Témoins
Ce sont des médiateurs: journalistes, cinéastes, écrivains ... Ils mettent leur talent au service de la vérité, avec passion et intégrité. Sans eux, sans leur courage et leur désintéressement, il serait bien difficile que l'histoire des luttes de ces peuples lointains parvienne jusqu'à nous. Deux d'entre eux ont témoigné récemment devant le public d'Oloron. En voici les portraits :
Pamela YATES
Maurice LEMOINE
ci-dessous en conversation avec Rigoberta Menchu (extrait du film Granito)
Lorsqu'une toute jeune cinéaste, fraîchement diplômée de l'Université de New York, arrive fin 1981 au Guatemala déchiré par un conflit d'une extrême violence – il fera 200 000 morts – elle est loin de se douter qu'elle filme en plein cœur … d'un génocide. Et que certains de ses rushes serviront, trente ans plus tard, de preuve accablante dans le procès de l'ancien dictateur Rios Montt, condamné, en Mai 2013, à 80 ans de prison pour génocide et crimes contre l'humanité. Son film «When the mountains tremble » sera couronné au Festival de Sundance, le principal festival de cinéma indépendant des Etats-Unis. Il révélera au monde entier une jeune indienne du nom de … Rigoberta Menchu, dont la voix, dénonçant les exactions barbares commises contre son peuple ne va cesser ensuite de retentir et d'émouvoir … jusqu'en Norvège, où elle reçoit, en 1992, le prix Nobel de la Paix, un an après Ann San Suu Kyi et un an avant Nelson Mandela.

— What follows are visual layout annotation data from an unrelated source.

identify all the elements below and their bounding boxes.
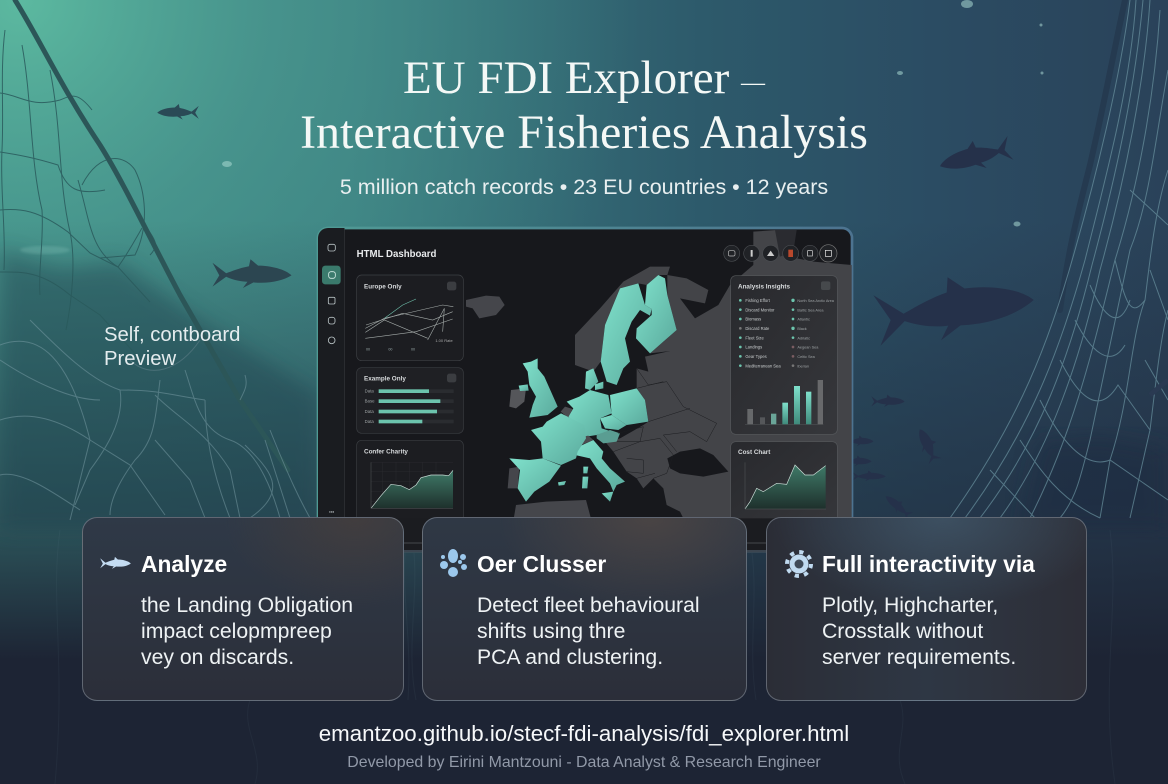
panel: line chart: 00	[411, 348, 415, 352]
panel: bar chart: Data	[365, 409, 374, 414]
title: Interactive Fisheries Analysis	[300, 106, 868, 159]
title	[300, 52, 868, 159]
panel: legend and columns: Fishing Effort	[745, 298, 771, 303]
card: clusters	[422, 517, 747, 701]
panel: legend and columns: Iberian	[797, 364, 809, 368]
subtitle: 5 million catch records • 23 EU countries • 12 years	[340, 175, 828, 199]
card text	[141, 594, 353, 668]
panel: bar chart	[357, 368, 463, 433]
panel: second area chart: Cost Chart	[738, 449, 771, 456]
sidebar	[318, 228, 344, 551]
toolbar icons	[724, 245, 837, 262]
panel: legend and columns: Biomass	[745, 317, 761, 322]
sidebar: ▪▪▪	[329, 509, 335, 515]
card text: Crosstalk without	[822, 620, 983, 642]
panel: legend and columns: Atlantic	[797, 318, 810, 322]
panel: legend and columns: Celtic Sea	[797, 355, 816, 359]
panel: legend and columns: Landings	[745, 345, 762, 350]
panel: area chart	[356, 440, 464, 517]
panel: legend and columns	[731, 276, 837, 434]
panel: legend and columns: Discard Rate	[745, 326, 770, 331]
card text	[477, 594, 700, 668]
map of Europe	[466, 230, 852, 525]
icon: clusters	[440, 549, 467, 577]
card text: server requirements.	[822, 646, 1016, 668]
dashboard preview	[316, 226, 854, 553]
card text	[822, 594, 1016, 668]
card: interactivity	[766, 517, 1087, 701]
side caption: Self, contboard	[104, 324, 240, 346]
panel: bar chart: Base	[365, 399, 375, 404]
dashboard heading: HTML Dashboard	[357, 249, 437, 260]
panel: bar chart: Example Only	[364, 375, 406, 382]
card heading: Oer Clusser	[477, 551, 606, 577]
panel: legend and columns: Gear Types	[745, 354, 767, 359]
panel: legend and columns: Adriatic	[797, 336, 810, 340]
icon: gear	[785, 550, 813, 578]
card text: the Landing Obligation	[141, 594, 353, 616]
card text: Plotly, Highcharter,	[822, 594, 998, 616]
panel: second area chart	[730, 442, 838, 518]
card: Analyze	[82, 517, 404, 701]
card heading: Analyze	[141, 551, 227, 577]
panel: bar chart: Data	[365, 419, 374, 424]
card text: Detect fleet behavioural	[477, 594, 700, 616]
icon: fish	[100, 557, 131, 569]
panel: legend and columns: Analysis Insights	[738, 283, 791, 290]
card text: PCA and clustering.	[477, 646, 663, 668]
card text: impact celopmpreep	[141, 620, 332, 642]
footer credit: Developed by Eirini Mantzouni - Data Analyst & Research Engineer	[347, 754, 821, 771]
card text: vey on discards.	[141, 646, 294, 668]
panel: bar chart: Data	[365, 389, 374, 394]
panel: legend and columns: Discard Monitor	[745, 307, 775, 312]
panel: area chart: Confer Charity	[364, 449, 408, 456]
url: emantzoo.github.io/stecf-fdi-analysis/fdi_explorer.html	[319, 721, 849, 746]
panel: legend and columns: North Sea Arctic Area	[797, 299, 835, 303]
card text: shifts using thre	[477, 620, 625, 642]
panel: line chart: 00	[388, 348, 392, 352]
panel: legend and columns: Fleet Size	[745, 335, 765, 340]
panel: line chart: 00	[366, 348, 370, 352]
panel: line chart: 1.00 Rate	[435, 338, 453, 343]
card heading: Full interactivity via	[822, 551, 1035, 577]
panel: line chart: Europe Only	[364, 283, 402, 290]
title: EU FDI Explorer —	[403, 52, 765, 104]
panel: legend and columns: Mediterranean Sea	[745, 363, 781, 368]
panel: line chart	[357, 275, 463, 361]
panel: legend and columns: Baltic Sea Area	[797, 308, 824, 312]
panel: legend and columns: Aegean Sea	[797, 346, 819, 350]
side caption: Preview	[104, 348, 176, 370]
side caption	[104, 324, 240, 370]
panel: legend and columns: Black	[797, 327, 807, 331]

Pamela Yates - puisque c'est d'elle qu'il s'agit – n'en restera pas là. Elle est une documentariste de talent, doublée d'une militante convaincue des Droits de l'Homme. Nombre de ses documentaires ont été tournés en Amerique Latine. D'autres dans son pays, les USA, où elle s'est particulièrement intéressée aux laissés-pour-compte du boom économique de la fin des années 90. Un enfin (Reckoning (Le moment de vérité) – 2009 - sur la bataille pour la création de la Cour Pénale Internationale) dans 4 continents. Elle a écrit pour le cinéma et pour la télévision. Ses réalisations ont fréquemment été récompensées. Dans de nombreux festivals comme Sundance, ou le Festival International du Film des Droits de l'Homme de Paris (pour Granito en 2011), mais aussi par des Oscars (pour le court-métrage Witness to war en 1985), des Emmy Award (télévision, pour Loss of Innocence), ou comme «Meilleur Reportage, dans tous les medias, sur l'Amérique Latine » (pour State of Fear, en 2005, un film sur le terrorisme au Pérou, traduit en 48 langues et projeté dans 157 pays). Co-fondatrice et présidente de la compagnie de cinéma indépendante Skylight Pictures, basée à New-York, elle a été officiellement invitée à faire partie de l'Academy of Motion Picture Arts and Sciences, l'Academie des Oscars, en Juin 2013. Dans la même « promotion » on relève les noms des documentaristes Patricio Guzman (Chili), Raoul Peck (Haïti) et français (Claude Lanzmann, Marcel Ophuls, Agnès Varda).
Issu d'un milieu modeste, Maurice Lemoine a exercé tous les métiers ou presque avant de s’essayer au journalisme. C’est un premier voyage de sept mois, en Amérique Centrale, en 1973, avec 7 000 francs en poche, qui l'a fait se lancer dans de longues années de galère comme pigiste désargenté, jusqu'au jour où une polémique déclenchée par son premier livre, Le Cuir et le Baston, une incursion dans le monde des loubards, l’a sorti de l’anonymat. Dès lors, les portes de la revue Autrement, du Monde diplomatique, de France Culture (« Les nuits magnétiques ») et d’un certain nombre d’éditeurs se sont ouvertes devant lui.
Préférant la présence sur les points chauds aux ronds de jambes dans les ministères et les ambassades, il a couvert pendant plusieurs décennies les soulèvements indigènes, mouvements sociaux et guérillas (voire même les coups d’Etat) d’Amérique latine. Il a rejoint la rédaction du Monde diplomatique en 1997 et, tout en poursuivant son travail de «terrain », en est devenu rédacteur en chef en 2006, jusqu'en octobre 2010.
Journaliste engagé – mais non militant – il privilégie le travail sur le terrain. Auteur de centaines de reportages et de nombreux ouvrages dont « Les cent portes de l'Amérique Latine », « Sucre amer », « la Dette », « Amérique Centrale : les naufragés d'Esquipulas », « Chavez Présidente », «Le Venezuela de Chavez», « Sur les eaux noires du fleuve » (2013).